Relations franco-sénégalaises : le Sénégal veut un partenariat basé sur l’égalité avec la France
Un dialogue exigeant pour une coopération rénovée entre le Sénégal et la France
Me Moussa Sarr, lors d’un échange marquant à l’occasion de la fête nationale française, a dressé un bilan sans concession des relations franco-sénégalaises, qualifiées d’« historiques, denses et multidimensionnelles ». Ces liens, tissés au fil des décennies, reposent sur des échanges humains, culturels, économiques et universitaires. Pourtant, le ministre a souligné que cette relation entre Dakar et Paris entre désormais dans une phase de mutation, exigeant un partenariat renouvelé et adapté aux réalités actuelles des deux nations.
Le cœur de cette ambition repose sur des principes fondamentaux : le respect de la souveraineté, une confiance réciproque, une écoute mutuelle et une égalité entre partenaires. Ces valeurs, selon lui, doivent guider les futures collaborations pour répondre aux aspirations des peuples sénégalais et français, tout en s’alignant sur les évolutions géopolitiques et économiques régionales.
Les secteurs clés de la coopération bilatérale
Le ministre a détaillé les domaines prioritaires où le Sénégal et la France peuvent approfondir leur collaboration. Parmi eux :
- L’éducation et la formation professionnelle, avec un accent particulier sur l’enseignement supérieur, où la France reste la première destination des étudiants sénégalais à l’étranger.
- La santé et les infrastructures, incluant les projets de transports, d’assainissement et de développement territorial.
- L’agriculture, l’énergie et la recherche scientifique, des secteurs stratégiques pour les deux pays.

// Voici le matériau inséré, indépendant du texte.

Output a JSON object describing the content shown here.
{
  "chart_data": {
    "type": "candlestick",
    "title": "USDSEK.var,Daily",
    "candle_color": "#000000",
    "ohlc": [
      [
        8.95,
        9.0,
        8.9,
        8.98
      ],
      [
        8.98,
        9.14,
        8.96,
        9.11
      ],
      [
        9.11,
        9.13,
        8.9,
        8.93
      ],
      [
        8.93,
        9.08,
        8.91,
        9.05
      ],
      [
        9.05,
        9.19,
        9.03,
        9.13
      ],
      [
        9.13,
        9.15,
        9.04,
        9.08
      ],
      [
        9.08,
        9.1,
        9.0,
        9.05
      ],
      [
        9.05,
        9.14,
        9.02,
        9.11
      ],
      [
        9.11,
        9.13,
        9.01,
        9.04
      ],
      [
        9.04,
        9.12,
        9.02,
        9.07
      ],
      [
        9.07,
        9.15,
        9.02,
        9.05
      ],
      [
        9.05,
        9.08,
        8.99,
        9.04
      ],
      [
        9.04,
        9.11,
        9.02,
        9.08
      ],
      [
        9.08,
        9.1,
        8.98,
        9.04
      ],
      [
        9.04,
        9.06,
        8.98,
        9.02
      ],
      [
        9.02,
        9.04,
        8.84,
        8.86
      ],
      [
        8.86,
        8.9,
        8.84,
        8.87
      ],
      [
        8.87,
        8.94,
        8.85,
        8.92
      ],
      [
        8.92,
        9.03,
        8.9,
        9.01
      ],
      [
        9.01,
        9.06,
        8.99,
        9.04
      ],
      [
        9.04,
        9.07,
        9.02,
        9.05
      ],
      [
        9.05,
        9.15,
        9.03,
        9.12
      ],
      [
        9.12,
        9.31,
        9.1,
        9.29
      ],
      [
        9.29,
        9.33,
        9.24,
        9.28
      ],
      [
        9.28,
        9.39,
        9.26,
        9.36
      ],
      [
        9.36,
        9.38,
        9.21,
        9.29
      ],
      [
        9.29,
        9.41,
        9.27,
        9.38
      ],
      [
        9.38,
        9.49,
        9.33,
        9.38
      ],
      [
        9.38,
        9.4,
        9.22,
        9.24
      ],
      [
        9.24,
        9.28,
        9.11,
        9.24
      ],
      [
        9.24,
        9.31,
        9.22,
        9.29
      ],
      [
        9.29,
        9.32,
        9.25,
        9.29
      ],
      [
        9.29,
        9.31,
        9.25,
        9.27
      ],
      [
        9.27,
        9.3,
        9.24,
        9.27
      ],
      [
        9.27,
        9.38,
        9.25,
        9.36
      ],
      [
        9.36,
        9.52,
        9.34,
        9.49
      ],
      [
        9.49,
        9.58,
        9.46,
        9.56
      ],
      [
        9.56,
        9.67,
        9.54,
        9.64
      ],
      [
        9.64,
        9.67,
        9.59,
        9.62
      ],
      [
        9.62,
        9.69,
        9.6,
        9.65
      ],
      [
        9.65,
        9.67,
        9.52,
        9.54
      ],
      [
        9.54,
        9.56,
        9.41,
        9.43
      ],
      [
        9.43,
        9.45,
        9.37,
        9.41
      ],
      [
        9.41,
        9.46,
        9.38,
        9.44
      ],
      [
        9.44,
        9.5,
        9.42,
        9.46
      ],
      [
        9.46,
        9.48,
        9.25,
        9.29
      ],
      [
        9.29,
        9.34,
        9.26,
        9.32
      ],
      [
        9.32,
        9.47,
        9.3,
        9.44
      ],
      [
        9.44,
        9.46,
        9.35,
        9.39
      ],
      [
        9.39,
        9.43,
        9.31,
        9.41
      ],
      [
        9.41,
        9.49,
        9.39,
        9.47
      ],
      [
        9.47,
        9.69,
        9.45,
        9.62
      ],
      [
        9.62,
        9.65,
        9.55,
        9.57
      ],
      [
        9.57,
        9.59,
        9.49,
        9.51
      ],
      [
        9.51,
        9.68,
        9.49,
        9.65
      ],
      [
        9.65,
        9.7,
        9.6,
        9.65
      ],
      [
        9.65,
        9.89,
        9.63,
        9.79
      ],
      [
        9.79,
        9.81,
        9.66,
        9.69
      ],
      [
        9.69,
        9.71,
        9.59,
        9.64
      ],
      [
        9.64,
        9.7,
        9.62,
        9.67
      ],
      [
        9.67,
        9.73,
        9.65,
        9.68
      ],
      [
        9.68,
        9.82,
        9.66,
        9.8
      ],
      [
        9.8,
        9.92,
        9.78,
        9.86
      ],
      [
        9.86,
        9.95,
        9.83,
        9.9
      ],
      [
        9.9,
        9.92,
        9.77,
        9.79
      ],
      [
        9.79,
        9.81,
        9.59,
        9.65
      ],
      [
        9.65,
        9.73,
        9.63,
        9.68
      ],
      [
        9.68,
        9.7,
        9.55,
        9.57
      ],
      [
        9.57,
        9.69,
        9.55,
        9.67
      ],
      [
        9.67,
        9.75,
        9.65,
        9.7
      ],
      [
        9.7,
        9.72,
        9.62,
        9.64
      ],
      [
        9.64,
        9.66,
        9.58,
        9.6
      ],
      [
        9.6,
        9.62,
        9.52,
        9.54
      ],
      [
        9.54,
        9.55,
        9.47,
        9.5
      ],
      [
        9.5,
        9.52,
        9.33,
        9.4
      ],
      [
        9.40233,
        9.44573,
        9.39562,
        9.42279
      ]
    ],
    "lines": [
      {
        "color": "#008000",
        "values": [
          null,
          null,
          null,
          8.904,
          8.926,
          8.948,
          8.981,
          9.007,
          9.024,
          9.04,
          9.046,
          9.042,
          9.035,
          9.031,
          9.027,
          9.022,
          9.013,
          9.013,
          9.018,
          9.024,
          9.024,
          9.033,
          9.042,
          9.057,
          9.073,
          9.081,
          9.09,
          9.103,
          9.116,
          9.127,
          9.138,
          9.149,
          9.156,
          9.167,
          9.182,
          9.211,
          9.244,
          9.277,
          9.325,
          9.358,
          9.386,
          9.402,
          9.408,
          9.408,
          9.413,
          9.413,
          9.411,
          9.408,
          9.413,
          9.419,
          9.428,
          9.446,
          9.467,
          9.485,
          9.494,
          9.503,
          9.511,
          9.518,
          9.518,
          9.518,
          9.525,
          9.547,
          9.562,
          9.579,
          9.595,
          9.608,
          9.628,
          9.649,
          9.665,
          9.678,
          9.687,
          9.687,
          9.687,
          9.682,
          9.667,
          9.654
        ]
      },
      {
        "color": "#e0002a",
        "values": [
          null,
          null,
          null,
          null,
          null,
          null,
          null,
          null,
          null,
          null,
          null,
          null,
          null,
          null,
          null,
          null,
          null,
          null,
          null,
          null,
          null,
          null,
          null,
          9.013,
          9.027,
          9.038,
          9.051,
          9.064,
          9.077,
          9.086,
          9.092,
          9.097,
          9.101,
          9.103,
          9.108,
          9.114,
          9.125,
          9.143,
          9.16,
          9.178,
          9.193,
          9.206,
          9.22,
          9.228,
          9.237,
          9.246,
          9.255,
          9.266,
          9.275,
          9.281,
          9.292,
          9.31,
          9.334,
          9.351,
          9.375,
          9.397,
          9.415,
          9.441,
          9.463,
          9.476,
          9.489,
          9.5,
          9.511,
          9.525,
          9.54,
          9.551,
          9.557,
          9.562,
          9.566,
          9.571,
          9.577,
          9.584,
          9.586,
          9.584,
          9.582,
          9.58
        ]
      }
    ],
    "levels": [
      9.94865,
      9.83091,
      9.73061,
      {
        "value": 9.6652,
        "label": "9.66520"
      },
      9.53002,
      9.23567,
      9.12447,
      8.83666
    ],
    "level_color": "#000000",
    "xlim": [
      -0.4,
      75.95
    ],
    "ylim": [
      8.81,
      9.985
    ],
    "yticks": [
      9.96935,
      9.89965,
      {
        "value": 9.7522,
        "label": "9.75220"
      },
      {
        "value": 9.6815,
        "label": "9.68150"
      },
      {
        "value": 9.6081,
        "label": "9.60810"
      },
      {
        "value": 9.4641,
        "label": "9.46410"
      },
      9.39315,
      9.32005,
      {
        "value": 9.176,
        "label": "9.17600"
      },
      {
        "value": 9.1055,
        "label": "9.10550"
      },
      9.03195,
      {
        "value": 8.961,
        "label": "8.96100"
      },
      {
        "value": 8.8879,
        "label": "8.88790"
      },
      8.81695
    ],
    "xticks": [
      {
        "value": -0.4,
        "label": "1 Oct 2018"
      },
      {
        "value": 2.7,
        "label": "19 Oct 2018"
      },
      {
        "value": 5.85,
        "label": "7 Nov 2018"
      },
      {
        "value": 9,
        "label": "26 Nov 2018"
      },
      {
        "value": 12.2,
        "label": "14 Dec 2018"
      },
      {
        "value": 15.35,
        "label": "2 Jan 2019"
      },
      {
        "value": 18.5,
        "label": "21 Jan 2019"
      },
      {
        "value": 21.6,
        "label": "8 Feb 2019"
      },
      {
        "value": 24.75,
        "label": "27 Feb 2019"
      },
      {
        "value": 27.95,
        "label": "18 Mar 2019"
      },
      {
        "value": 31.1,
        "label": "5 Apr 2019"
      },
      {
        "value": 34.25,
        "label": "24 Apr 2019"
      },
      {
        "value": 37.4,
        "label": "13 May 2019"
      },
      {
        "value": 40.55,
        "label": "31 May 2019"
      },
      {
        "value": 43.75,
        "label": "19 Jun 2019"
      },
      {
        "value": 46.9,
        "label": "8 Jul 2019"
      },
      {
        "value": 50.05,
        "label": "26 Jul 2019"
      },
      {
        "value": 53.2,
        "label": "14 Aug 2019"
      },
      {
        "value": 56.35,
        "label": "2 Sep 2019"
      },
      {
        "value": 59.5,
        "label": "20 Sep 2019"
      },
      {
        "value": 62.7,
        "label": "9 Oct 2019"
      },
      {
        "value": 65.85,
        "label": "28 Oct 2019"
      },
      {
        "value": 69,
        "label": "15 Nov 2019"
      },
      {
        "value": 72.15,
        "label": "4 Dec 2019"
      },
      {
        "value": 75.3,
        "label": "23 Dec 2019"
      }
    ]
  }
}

- La mobilisation de la diaspora sénégalaise, via des initiatives comme le Programme d’appui aux solidarités pour le développement.
Me Moussa Sarr a également adressé des remerciements officiels au gouvernement français pour son soutien logistique dans l’organisation des Jeux olympiques de la jeunesse 2026, notamment pour les aspects protocole, sécurité et secours.
La question mémorielle : un pas vers la réconciliation
Le dossier mémoriel, souvent source de tensions, a fait l’objet d’une attention particulière. Le ministre a évoqué des « dialogues positifs » engagés avec Paris, notamment sur :
- L’accès aux archives et la déclassification de documents historiques.
- La formation croisée des archivistes et professionnels du patrimoine des deux pays.
- L’intervention d’experts français pour des fouilles archéologiques sur des sites historiques (non précisés).
Une vision commune pour les enjeux globaux
Me Moussa Sarr a élargi le débat aux défis internationaux, identifiant des priorités partagées entre le Sénégal et la France :
- La sécurité et la stabilité régionale.
- La transition énergétique et la souveraineté alimentaire.
- La gouvernance économique mondiale et la mobilité.
- La paix et la justice climatique.
Face à ces enjeux, il a plaidé pour un multilatéralisme rénové, fondé sur des partenariats équilibrés. Il a salué la qualité des échanges entre les hautes autorités des deux pays et annoncé que des séminaires intergouvernementaux seraient prochainement organisés pour définir les priorités d’une coopération tournée vers l’avenir.